BMO recorded fourth quarter net income of $1,584 million or $2.37 per share on a reported basis, and net income of $1,610 million or $2.41 per share on an adjusted basis.

CEO Darryl White said that BMO started the year in a strong position across its businesses but that the pandemic had produced challenges.

“Our results for the year are a testament to the resilience and diversification of our businesses and our ability to quickly adapt to the evolving environment, while actively delivering against our strategic priorities. In 2020, adjusted earnings per share were $7.71, having appropriately provisioned for loan losses,” he said.

At Scotia, reported net income for the fourth quarter was $1,899 million compared to $2,308 million in the same period last year. Diluted earnings per share were $1.42, compared to $1.73 in the same period a year ago. Return on equity was 11.0% compared to 13.3% a year ago.

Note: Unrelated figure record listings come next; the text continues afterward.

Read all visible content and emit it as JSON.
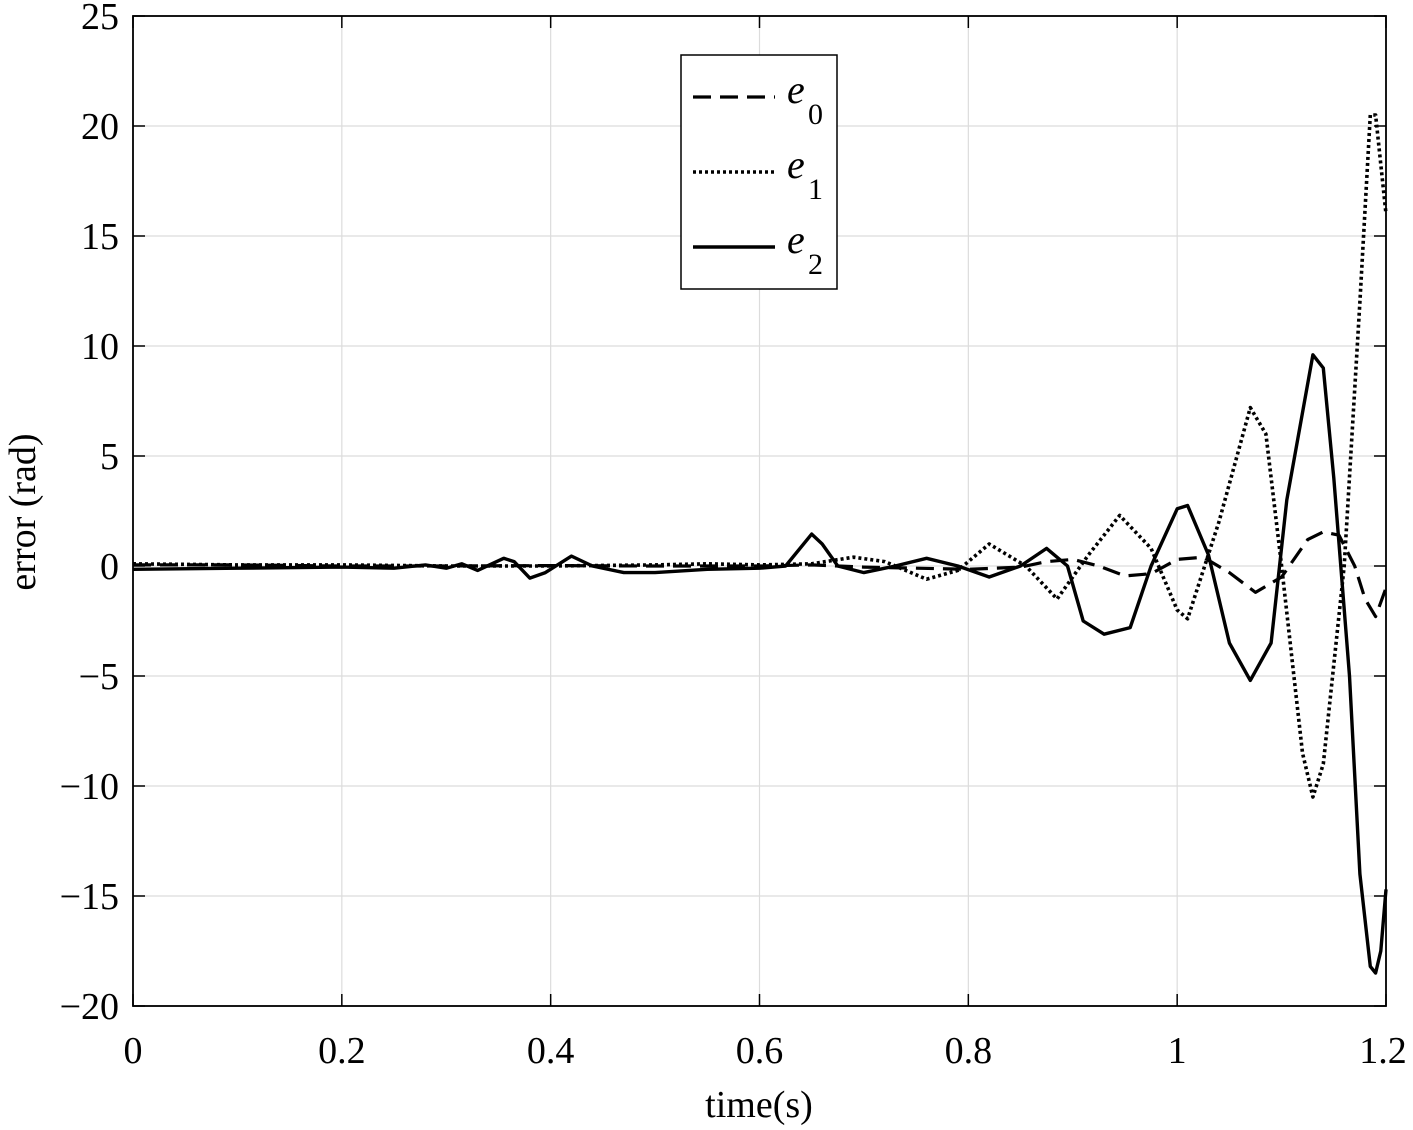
{
  "chart_data": {
    "type": "line",
    "xlabel": "time(s)",
    "ylabel": "error (rad)",
    "xlim": [
      0,
      1.2
    ],
    "ylim": [
      -20,
      25
    ],
    "x_ticks": [
      0,
      0.2,
      0.4,
      0.6,
      0.8,
      1,
      1.2
    ],
    "x_tick_labels": [
      "0",
      "0.2",
      "0.4",
      "0.6",
      "0.8",
      "1",
      "1.2"
    ],
    "y_ticks": [
      -20,
      -15,
      -10,
      -5,
      0,
      5,
      10,
      15,
      20,
      25
    ],
    "y_tick_labels": [
      "−20",
      "−15",
      "−10",
      "−5",
      "0",
      "5",
      "10",
      "15",
      "20",
      "25"
    ],
    "grid": true,
    "legend_position": "top-center",
    "series": [
      {
        "name": "e0",
        "symbol": "e",
        "subscript": "0",
        "line_style": "dashed",
        "color": "#000000",
        "points": [
          [
            0,
            0.05
          ],
          [
            0.1,
            0.05
          ],
          [
            0.2,
            0.0
          ],
          [
            0.3,
            0.0
          ],
          [
            0.4,
            0.02
          ],
          [
            0.5,
            0.0
          ],
          [
            0.6,
            0.0
          ],
          [
            0.65,
            0.05
          ],
          [
            0.7,
            -0.05
          ],
          [
            0.75,
            -0.1
          ],
          [
            0.8,
            -0.15
          ],
          [
            0.85,
            -0.05
          ],
          [
            0.875,
            0.2
          ],
          [
            0.9,
            0.3
          ],
          [
            0.925,
            0.0
          ],
          [
            0.95,
            -0.45
          ],
          [
            0.975,
            -0.35
          ],
          [
            1.0,
            0.3
          ],
          [
            1.025,
            0.4
          ],
          [
            1.05,
            -0.3
          ],
          [
            1.075,
            -1.2
          ],
          [
            1.1,
            -0.5
          ],
          [
            1.125,
            1.2
          ],
          [
            1.14,
            1.55
          ],
          [
            1.155,
            1.4
          ],
          [
            1.17,
            0.0
          ],
          [
            1.18,
            -1.5
          ],
          [
            1.19,
            -2.3
          ],
          [
            1.2,
            -1.0
          ]
        ]
      },
      {
        "name": "e1",
        "symbol": "e",
        "subscript": "1",
        "line_style": "dotted",
        "color": "#000000",
        "points": [
          [
            0,
            0.1
          ],
          [
            0.1,
            0.05
          ],
          [
            0.2,
            0.05
          ],
          [
            0.3,
            0.0
          ],
          [
            0.4,
            0.0
          ],
          [
            0.5,
            0.05
          ],
          [
            0.55,
            0.1
          ],
          [
            0.6,
            0.05
          ],
          [
            0.65,
            0.1
          ],
          [
            0.69,
            0.4
          ],
          [
            0.72,
            0.2
          ],
          [
            0.76,
            -0.6
          ],
          [
            0.79,
            -0.2
          ],
          [
            0.82,
            1.0
          ],
          [
            0.855,
            0.0
          ],
          [
            0.885,
            -1.5
          ],
          [
            0.915,
            0.5
          ],
          [
            0.945,
            2.3
          ],
          [
            0.975,
            0.8
          ],
          [
            1.0,
            -2.0
          ],
          [
            1.01,
            -2.4
          ],
          [
            1.04,
            2.0
          ],
          [
            1.07,
            7.2
          ],
          [
            1.085,
            6.0
          ],
          [
            1.1,
            0.0
          ],
          [
            1.12,
            -8.5
          ],
          [
            1.13,
            -10.5
          ],
          [
            1.14,
            -9.0
          ],
          [
            1.16,
            0.0
          ],
          [
            1.175,
            12.0
          ],
          [
            1.185,
            20.5
          ],
          [
            1.19,
            20.5
          ],
          [
            1.2,
            16.0
          ]
        ]
      },
      {
        "name": "e2",
        "symbol": "e",
        "subscript": "2",
        "line_style": "solid",
        "color": "#000000",
        "points": [
          [
            0,
            -0.15
          ],
          [
            0.1,
            -0.1
          ],
          [
            0.2,
            -0.05
          ],
          [
            0.25,
            -0.1
          ],
          [
            0.28,
            0.05
          ],
          [
            0.3,
            -0.1
          ],
          [
            0.315,
            0.1
          ],
          [
            0.33,
            -0.2
          ],
          [
            0.355,
            0.35
          ],
          [
            0.365,
            0.2
          ],
          [
            0.38,
            -0.55
          ],
          [
            0.395,
            -0.3
          ],
          [
            0.42,
            0.45
          ],
          [
            0.44,
            0.0
          ],
          [
            0.47,
            -0.3
          ],
          [
            0.5,
            -0.3
          ],
          [
            0.55,
            -0.15
          ],
          [
            0.6,
            -0.1
          ],
          [
            0.625,
            0.0
          ],
          [
            0.65,
            1.45
          ],
          [
            0.66,
            1.0
          ],
          [
            0.675,
            0.0
          ],
          [
            0.7,
            -0.3
          ],
          [
            0.73,
            0.0
          ],
          [
            0.76,
            0.35
          ],
          [
            0.79,
            0.0
          ],
          [
            0.82,
            -0.5
          ],
          [
            0.85,
            0.0
          ],
          [
            0.875,
            0.8
          ],
          [
            0.895,
            0.0
          ],
          [
            0.91,
            -2.5
          ],
          [
            0.93,
            -3.1
          ],
          [
            0.955,
            -2.8
          ],
          [
            0.975,
            0.0
          ],
          [
            1.0,
            2.6
          ],
          [
            1.01,
            2.75
          ],
          [
            1.03,
            0.5
          ],
          [
            1.05,
            -3.5
          ],
          [
            1.07,
            -5.2
          ],
          [
            1.09,
            -3.5
          ],
          [
            1.105,
            3.0
          ],
          [
            1.13,
            9.6
          ],
          [
            1.14,
            9.0
          ],
          [
            1.15,
            4.0
          ],
          [
            1.165,
            -5.0
          ],
          [
            1.175,
            -14.0
          ],
          [
            1.185,
            -18.2
          ],
          [
            1.19,
            -18.5
          ],
          [
            1.195,
            -17.5
          ],
          [
            1.2,
            -14.7
          ]
        ]
      }
    ]
  }
}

In a letter to shareholders, the banking group’s CEO Brian Porter addresses concerns over the share price.

“While our share price is not where we want it to be - or where we think it should be - having successfully repositioned the Bank, we are in a better position to produce consistent earnings growth. We are also encouraged by steadily improving customer satisfaction indicators across our core markets,” he wrote.

Wealth management and markets

  • BMO Wealth Management: Reported net income was $320 million, an increase of $54 million or 20% from the prior year, and adjusted net income was $328 million, an increase of $28 million or 9%. 
  • BMO Capital Markets: Reported net income was $379 million, an increase of $108 million or 40% from the prior year, and adjusted net income was $387 million, an increase of $105 million or 38%. 
  • Scotiabank Global Wealth Management: Adjusted earnings of $1.3 billion, in part due to their fee-based business models.
  • Scotiabank Global Banking and Markets: Benefited from strong trading and financing activity in 2020 generating strong fee revenue for the bank and record adjusted earnings of $2.0 billion.

Looking ahead to 2021
With 2020 approaching the end of a highly unusual and difficult year, how do the leaders of these two Canadian banking groups view the outlook for 2021?

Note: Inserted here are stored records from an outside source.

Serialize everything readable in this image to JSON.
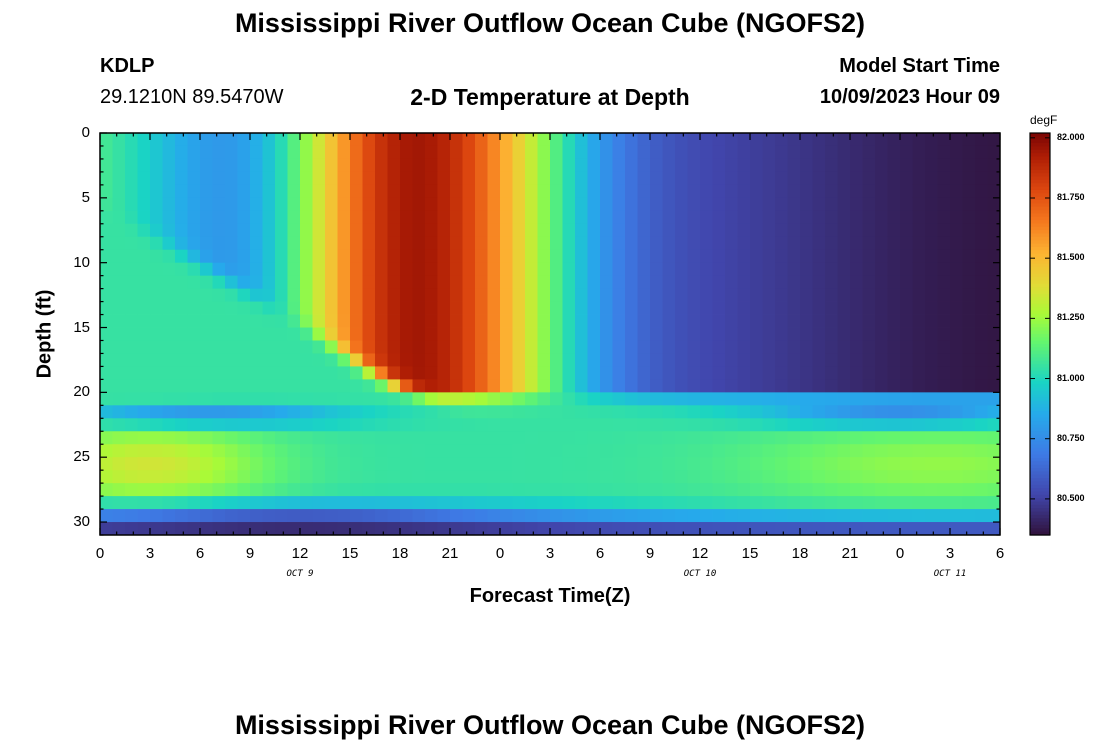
{
  "header": {
    "title": "Mississippi River Outflow Ocean Cube (NGOFS2)",
    "station": "KDLP",
    "coords": "29.1210N  89.5470W",
    "subtitle": "2-D Temperature at Depth",
    "start_label": "Model Start Time",
    "start_value": "10/09/2023 Hour 09"
  },
  "footer": {
    "title": "Mississippi River Outflow Ocean Cube (NGOFS2)"
  },
  "colorbar": {
    "unit": "degF",
    "ticks": [
      "82.000",
      "81.750",
      "81.500",
      "81.250",
      "81.000",
      "80.750",
      "80.500"
    ],
    "tick_values": [
      82.0,
      81.75,
      81.5,
      81.25,
      81.0,
      80.75,
      80.5
    ],
    "range": [
      80.35,
      82.02
    ]
  },
  "chart_data": {
    "type": "heatmap",
    "title": "2-D Temperature at Depth",
    "xlabel": "Forecast Time(Z)",
    "ylabel": "Depth (ft)",
    "x_tick_labels": [
      "0",
      "3",
      "6",
      "9",
      "12",
      "15",
      "18",
      "21",
      "0",
      "3",
      "6",
      "9",
      "12",
      "15",
      "18",
      "21",
      "0",
      "3",
      "6"
    ],
    "x_range_hours": [
      0,
      54
    ],
    "date_labels": [
      "OCT 9",
      "OCT 10",
      "OCT 11"
    ],
    "date_label_hours": [
      12,
      36,
      51
    ],
    "y_ticks": [
      0,
      5,
      10,
      15,
      20,
      25,
      30
    ],
    "y_range": [
      0,
      31
    ],
    "y_inverted": true,
    "value_unit": "degF",
    "value_range": [
      80.35,
      82.02
    ],
    "colormap": "turbo",
    "grid": false
  }
}
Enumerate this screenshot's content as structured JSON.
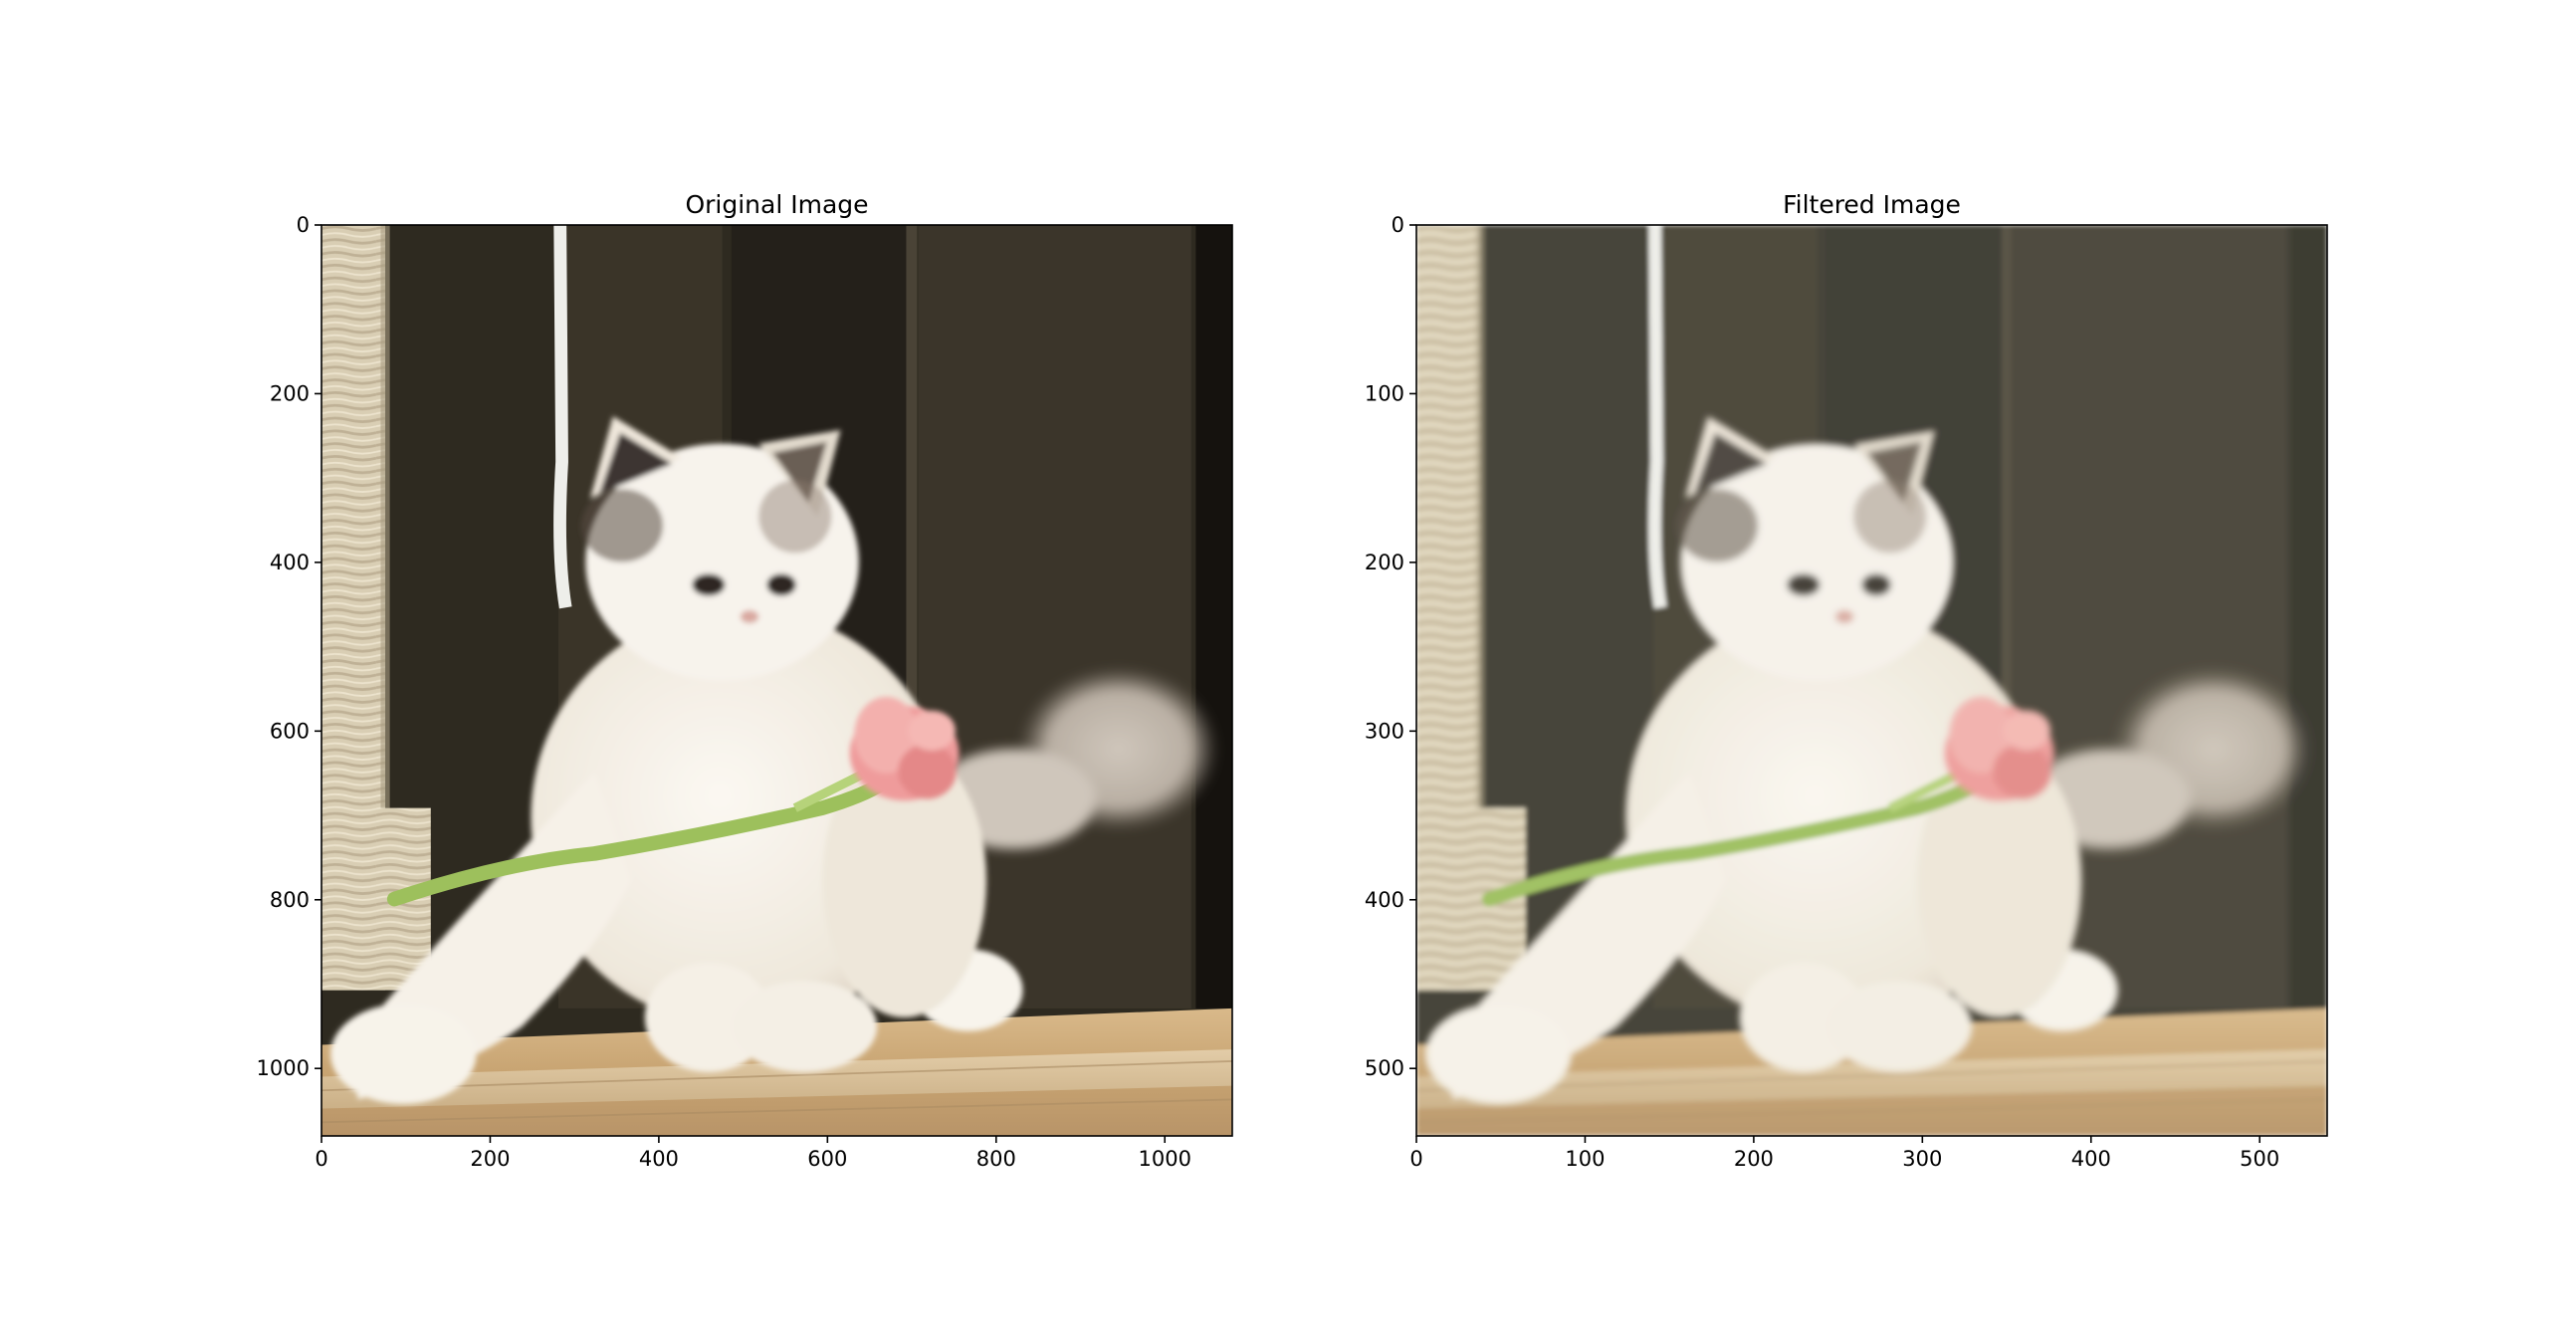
{
  "colors": {
    "background": "#ffffff",
    "wall_dark": "#2e2a20",
    "wall_mid": "#3b352a",
    "shelf": "#c9a77a",
    "cat_fur": "#f4efe6",
    "cat_ear": "#3d3430",
    "flower": "#f0a0a0",
    "stem": "#9bbf5a",
    "post_rope": "#d8ccb2"
  },
  "chart_data": [
    {
      "type": "image",
      "title": "Original Image",
      "xlim": [
        0,
        1080
      ],
      "ylim": [
        1080,
        0
      ],
      "xticks": [
        0,
        200,
        400,
        600,
        800,
        1000
      ],
      "yticks": [
        0,
        200,
        400,
        600,
        800,
        1000
      ],
      "xtick_labels": [
        "0",
        "200",
        "400",
        "600",
        "800",
        "1000"
      ],
      "ytick_labels": [
        "0",
        "200",
        "400",
        "600",
        "800",
        "1000"
      ],
      "image_description_icon": "kitten-with-tulip",
      "grid": false
    },
    {
      "type": "image",
      "title": "Filtered Image",
      "xlim": [
        0,
        540
      ],
      "ylim": [
        540,
        0
      ],
      "xticks": [
        0,
        100,
        200,
        300,
        400,
        500
      ],
      "yticks": [
        0,
        100,
        200,
        300,
        400,
        500
      ],
      "xtick_labels": [
        "0",
        "100",
        "200",
        "300",
        "400",
        "500"
      ],
      "ytick_labels": [
        "0",
        "100",
        "200",
        "300",
        "400",
        "500"
      ],
      "image_description_icon": "kitten-with-tulip-blurred",
      "grid": false
    }
  ]
}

“We are continuing to accelerate the execution of our strategy and our Purpose, to Boldly Grow the Good in business and life,” said BMO’s White. “We're positioning our businesses for profitable growth, providing unwavering support for our customers and championing an inclusive recovery for our communities. We are focused on sustaining our momentum and competitive strengths, leveraging strong client loyalty and a winning culture to continue to build a digitally enabled, highly efficient and future ready bank.”

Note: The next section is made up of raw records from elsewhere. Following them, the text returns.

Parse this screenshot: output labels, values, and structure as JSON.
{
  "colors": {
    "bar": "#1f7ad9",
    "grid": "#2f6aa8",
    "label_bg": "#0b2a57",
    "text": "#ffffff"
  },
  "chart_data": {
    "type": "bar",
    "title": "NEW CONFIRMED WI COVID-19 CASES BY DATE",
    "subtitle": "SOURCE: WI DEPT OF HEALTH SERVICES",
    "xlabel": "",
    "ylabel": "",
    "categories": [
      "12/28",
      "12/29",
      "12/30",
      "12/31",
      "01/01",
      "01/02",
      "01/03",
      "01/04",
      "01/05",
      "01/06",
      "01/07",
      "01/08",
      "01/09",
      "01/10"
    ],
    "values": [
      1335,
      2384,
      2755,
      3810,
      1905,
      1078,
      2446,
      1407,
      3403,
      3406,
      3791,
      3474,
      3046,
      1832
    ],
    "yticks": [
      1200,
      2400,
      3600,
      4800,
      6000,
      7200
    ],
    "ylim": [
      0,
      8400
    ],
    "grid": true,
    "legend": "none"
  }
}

BMO announced a first quarter 2021 dividend of $1.06 per common share, unchanged from the prior quarter and the prior year. The quarterly dividend of $1.06 per common share is equivalent to an annual dividend of $4.24 per common share.

Scotiabank announced a dividend of C$0.90 per share on the outstanding common shares of the bank, payable January 27, 2021 to shareholders of record at the close of business on January 5, 2021.

“We are confident that our strategy will deliver better returns for our shareholders in all of our core markets in the future. While the environment remains uncertain, we are beginning to see positive signs, which is cause for optimism,” said Scotia’s Porter.